I thought I had a good grasp on this concept. I thought I really understood it.

I had no idea.

Comments (9)

  1. Jason J

    Man that is so tough. I really feel for your loss. I’ve lost my mom, mother-in-law and all of my grandparents, so I know what you’re saying about meaningless possessions. Its so weird to empty out your grandparents house and haul off 80 years worth of accumulation to either the dump or goodwill..

    I will keep you in my prayers because the worst part of the grief usually starts after all the business is done up until 6 months and afterward.

  2. ST

    thanks for sharing this somasoul. for those of us with our closest relatives still alive and lots of time (hopefully) ahead of us, it is a good reminder to LIVE life to the fullest rather than collect a lot of things.

    the other thing i’d recommend to all of us is to write a living will, figure out where your stuff/money can be donated and to design your funeral. i designed mine, and it was a intriguing experience. every once in a while i pull the document up again and tweak it a bit. i think that doing that can help the family out too…but not necessarily.

    anyway, thanks for sharing your thoughts and emotions.

  3. tim

    I feel for you. That’s devastating. Thanks for putting your experience into words, into a story.

  4. SteveK

    Thanks for writing this, Somasoul. It’s powerful. I’ll share it with others.

    Steve

  5. TimN

    Thanks Somasoul, this is a really moving piece. I appreciate your openness and clear sightedness. It’s a very good reminder of what really matters.

  6. Amy

    It’s times like this when Ecclesiasties makes the most sense. And thank God for the “meaningless” passage–it gives me hope that though the writer felt like everything we meaningless, God was in there somewhere.

    For what it’s worth, this is the same book that gave us “for everything there is a season”.

    Prayers for you and you sludge through an apartment full of shit and a lifetime of memories (not to mention your own grief process)

  7. somasoul

    Hey guys, thanks for your kind words.

    I finished clearing out the apartment today. It was weird to see it all empty knowing all that stuff was in a dumpster or given to a charity or divided up between family members.

    Our society, maybe all societies, really herald consumption as the way to live. We want better clothes, nicer cars, stylish hair. We are sold on products everyday, everywhere. None of those things really make life much better, do they?

  8. DSeifert

    I tend to think that it is wise to have some level of cynicism, doubt, and reflection on the meaningless as modeled in Ecclesiastes. The use of doubt (what I name as “gentle cynicism”) is an effort to do the serious business of “living” that shoots through relativism, materialism, and nihilism in an effort to sustain the transformative process that is fed on intuition and imagination and thus generating once in awhile significant leaps of illumination.

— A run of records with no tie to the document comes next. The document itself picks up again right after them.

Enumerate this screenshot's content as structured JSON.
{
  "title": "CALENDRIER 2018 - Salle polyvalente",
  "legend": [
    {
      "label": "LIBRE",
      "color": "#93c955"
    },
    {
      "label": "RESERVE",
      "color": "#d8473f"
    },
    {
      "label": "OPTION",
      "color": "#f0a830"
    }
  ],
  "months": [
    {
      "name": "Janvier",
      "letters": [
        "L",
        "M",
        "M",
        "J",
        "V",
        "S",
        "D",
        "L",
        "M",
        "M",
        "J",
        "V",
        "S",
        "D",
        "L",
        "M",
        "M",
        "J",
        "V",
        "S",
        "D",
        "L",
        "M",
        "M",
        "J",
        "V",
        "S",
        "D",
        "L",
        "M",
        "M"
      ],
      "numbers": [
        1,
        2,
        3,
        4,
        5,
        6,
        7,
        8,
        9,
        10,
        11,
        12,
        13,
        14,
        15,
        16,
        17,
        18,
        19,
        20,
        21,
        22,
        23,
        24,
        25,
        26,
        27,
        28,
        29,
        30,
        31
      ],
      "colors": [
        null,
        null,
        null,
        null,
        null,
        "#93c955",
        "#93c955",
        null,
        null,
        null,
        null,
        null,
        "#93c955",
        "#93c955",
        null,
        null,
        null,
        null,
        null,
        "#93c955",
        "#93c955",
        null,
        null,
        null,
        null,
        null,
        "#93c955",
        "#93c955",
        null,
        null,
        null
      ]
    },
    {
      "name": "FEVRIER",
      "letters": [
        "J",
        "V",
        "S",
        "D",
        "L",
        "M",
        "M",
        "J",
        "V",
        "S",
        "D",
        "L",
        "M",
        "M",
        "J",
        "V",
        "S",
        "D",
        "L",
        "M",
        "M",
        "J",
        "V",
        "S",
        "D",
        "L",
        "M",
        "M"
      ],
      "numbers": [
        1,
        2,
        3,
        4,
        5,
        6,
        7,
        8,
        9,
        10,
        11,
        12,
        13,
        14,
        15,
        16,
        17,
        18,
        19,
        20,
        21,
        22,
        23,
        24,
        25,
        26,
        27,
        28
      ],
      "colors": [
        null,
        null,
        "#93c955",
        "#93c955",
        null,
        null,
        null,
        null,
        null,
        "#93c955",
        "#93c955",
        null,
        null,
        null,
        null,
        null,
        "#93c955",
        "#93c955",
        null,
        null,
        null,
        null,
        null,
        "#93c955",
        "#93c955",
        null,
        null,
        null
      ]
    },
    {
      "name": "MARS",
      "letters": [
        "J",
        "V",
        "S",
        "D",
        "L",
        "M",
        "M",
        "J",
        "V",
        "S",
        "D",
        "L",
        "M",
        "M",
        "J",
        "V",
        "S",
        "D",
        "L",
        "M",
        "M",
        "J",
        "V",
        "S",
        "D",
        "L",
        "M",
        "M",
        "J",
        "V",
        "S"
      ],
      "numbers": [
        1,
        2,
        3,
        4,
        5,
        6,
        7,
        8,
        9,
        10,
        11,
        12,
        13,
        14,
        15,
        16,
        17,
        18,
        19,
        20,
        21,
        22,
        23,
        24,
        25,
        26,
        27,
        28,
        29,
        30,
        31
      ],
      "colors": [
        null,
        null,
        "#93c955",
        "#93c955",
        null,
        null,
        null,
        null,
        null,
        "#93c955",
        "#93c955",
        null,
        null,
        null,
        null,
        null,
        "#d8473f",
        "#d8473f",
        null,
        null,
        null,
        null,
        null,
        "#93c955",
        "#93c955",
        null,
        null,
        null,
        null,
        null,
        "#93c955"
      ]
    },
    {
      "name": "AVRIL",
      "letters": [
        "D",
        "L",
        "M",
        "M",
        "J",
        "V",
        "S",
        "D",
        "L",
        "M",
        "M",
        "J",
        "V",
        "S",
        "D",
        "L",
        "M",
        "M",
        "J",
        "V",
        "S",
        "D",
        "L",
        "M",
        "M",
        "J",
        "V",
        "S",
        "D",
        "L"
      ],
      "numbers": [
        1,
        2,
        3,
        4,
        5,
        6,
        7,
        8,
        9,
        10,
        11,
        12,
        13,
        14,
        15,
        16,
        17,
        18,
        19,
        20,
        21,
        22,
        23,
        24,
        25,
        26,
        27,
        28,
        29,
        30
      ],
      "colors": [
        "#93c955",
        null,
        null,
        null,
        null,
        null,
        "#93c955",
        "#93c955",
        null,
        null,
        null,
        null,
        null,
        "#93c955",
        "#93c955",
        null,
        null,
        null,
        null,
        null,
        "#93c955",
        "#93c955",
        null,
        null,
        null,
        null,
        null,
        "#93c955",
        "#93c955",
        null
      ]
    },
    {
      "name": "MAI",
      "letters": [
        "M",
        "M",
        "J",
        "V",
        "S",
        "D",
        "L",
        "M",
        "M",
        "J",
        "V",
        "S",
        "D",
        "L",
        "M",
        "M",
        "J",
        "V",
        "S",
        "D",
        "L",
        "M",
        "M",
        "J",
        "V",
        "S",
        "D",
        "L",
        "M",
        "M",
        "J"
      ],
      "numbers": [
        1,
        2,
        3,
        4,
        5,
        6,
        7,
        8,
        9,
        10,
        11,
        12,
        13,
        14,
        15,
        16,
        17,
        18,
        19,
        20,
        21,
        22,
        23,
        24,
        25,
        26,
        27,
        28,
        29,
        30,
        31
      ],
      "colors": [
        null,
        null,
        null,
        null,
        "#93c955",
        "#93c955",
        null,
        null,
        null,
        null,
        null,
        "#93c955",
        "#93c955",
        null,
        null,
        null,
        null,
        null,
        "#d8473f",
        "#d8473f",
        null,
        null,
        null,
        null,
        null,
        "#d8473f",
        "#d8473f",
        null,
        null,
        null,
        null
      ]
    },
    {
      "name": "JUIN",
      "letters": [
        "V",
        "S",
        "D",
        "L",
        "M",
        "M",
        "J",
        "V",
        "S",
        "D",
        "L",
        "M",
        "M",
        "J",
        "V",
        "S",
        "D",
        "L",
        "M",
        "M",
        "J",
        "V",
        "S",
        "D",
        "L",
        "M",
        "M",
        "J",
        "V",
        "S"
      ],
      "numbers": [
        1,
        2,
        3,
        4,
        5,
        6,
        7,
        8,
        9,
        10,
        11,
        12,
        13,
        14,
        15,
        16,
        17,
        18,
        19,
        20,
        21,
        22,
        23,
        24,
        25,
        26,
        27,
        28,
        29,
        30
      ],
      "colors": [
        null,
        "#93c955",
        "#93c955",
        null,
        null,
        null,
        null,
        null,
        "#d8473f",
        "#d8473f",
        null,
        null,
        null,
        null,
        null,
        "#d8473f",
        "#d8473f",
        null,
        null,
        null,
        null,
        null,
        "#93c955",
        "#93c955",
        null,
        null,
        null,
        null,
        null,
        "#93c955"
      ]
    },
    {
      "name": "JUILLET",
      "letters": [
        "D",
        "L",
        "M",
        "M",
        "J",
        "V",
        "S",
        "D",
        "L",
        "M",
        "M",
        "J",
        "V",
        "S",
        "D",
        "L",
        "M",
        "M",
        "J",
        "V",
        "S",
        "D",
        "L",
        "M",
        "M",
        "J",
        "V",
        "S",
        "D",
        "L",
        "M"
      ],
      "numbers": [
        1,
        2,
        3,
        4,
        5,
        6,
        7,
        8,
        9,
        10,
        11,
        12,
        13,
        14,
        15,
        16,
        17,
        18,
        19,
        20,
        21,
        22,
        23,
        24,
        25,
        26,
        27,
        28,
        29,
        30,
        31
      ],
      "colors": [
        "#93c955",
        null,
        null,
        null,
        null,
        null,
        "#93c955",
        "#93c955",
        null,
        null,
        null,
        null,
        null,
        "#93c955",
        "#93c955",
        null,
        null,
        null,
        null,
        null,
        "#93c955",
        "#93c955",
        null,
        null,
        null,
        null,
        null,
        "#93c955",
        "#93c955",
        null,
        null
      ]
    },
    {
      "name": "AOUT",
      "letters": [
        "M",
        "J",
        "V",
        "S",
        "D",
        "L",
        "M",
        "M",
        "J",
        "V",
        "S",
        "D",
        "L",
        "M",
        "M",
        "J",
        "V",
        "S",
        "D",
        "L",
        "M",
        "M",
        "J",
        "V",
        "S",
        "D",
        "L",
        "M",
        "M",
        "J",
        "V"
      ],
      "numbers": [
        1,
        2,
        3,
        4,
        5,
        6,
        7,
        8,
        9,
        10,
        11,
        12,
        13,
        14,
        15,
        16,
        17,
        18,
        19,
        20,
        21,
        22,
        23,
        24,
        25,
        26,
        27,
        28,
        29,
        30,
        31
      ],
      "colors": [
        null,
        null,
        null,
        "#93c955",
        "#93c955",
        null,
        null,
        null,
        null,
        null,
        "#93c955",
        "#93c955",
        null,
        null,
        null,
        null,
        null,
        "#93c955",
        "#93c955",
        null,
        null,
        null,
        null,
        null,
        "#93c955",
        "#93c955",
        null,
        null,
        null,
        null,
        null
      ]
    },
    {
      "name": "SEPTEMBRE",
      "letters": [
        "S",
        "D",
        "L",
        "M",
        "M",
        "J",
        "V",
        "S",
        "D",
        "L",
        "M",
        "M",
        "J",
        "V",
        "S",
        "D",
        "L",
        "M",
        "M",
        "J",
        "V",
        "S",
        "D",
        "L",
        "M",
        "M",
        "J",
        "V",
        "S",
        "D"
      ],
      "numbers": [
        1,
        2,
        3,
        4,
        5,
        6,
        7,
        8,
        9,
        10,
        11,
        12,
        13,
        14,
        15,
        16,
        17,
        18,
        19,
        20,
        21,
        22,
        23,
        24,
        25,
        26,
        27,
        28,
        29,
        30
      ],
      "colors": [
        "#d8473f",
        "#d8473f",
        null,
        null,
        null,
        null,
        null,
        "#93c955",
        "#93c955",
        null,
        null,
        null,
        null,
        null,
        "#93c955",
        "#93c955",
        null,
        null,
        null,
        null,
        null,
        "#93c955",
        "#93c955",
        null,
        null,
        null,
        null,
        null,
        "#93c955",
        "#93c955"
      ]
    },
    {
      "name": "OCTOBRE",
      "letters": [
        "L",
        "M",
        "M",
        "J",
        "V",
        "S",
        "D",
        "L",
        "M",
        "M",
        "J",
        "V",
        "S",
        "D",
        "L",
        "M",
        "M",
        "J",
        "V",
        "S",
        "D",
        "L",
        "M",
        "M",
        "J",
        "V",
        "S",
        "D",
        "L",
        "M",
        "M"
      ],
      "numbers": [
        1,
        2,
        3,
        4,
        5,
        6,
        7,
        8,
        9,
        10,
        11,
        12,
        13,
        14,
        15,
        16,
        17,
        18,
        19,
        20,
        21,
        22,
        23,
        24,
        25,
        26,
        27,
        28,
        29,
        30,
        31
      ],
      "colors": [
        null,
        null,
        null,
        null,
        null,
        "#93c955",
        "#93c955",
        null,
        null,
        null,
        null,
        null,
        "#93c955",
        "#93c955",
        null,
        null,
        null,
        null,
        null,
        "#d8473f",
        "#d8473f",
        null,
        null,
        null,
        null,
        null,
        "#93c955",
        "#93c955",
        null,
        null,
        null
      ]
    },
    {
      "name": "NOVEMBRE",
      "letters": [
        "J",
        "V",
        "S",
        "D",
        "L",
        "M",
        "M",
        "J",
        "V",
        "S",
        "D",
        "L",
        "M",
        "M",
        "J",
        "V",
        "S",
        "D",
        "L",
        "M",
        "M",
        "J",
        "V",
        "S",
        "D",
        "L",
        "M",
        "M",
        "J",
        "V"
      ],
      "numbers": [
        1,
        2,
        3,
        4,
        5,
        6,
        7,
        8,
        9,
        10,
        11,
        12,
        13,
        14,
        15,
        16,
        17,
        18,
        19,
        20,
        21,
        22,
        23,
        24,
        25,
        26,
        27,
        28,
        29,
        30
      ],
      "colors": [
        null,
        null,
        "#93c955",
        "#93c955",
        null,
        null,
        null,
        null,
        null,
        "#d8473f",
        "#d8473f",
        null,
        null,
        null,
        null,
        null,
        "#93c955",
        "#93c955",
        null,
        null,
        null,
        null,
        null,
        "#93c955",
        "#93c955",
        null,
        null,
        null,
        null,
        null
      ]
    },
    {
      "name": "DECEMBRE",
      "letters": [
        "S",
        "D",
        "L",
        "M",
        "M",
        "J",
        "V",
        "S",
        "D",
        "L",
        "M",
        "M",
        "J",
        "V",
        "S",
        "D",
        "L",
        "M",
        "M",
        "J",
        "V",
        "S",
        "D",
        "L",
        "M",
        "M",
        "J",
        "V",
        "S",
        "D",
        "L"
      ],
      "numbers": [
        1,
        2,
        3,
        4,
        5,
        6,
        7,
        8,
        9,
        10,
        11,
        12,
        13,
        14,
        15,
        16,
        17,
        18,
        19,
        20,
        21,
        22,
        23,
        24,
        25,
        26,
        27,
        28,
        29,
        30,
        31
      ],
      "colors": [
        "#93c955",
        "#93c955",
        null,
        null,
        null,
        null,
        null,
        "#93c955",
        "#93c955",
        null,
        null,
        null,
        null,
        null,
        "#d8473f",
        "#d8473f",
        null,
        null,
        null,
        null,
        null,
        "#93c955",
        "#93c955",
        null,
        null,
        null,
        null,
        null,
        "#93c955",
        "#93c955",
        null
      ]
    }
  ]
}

    Feel free to converse with me at http://gentlecynic.blogspot.com

    DJS

  9. Lenny

    Thank you for telling your story. I love the book THE WORLD LAST NIGHT AND OTHER ESSAYS BY C.S. Lewis. The next time you are in the book store read the chapter Good Work and Good Works. It speaks to the blind materialism that has hijacked our society. I am 41 and have 6 children all under 12. When my first son was born I decided that my wife and family were more important than that starter home, retirement savings and rest of middle class America. Its not been easy: The polite disdain we get from family and people in the church over our decision to do it this way has been overwhelming. We know that the memories we are depositing in their hearts and minds will take them further than material goods ever will.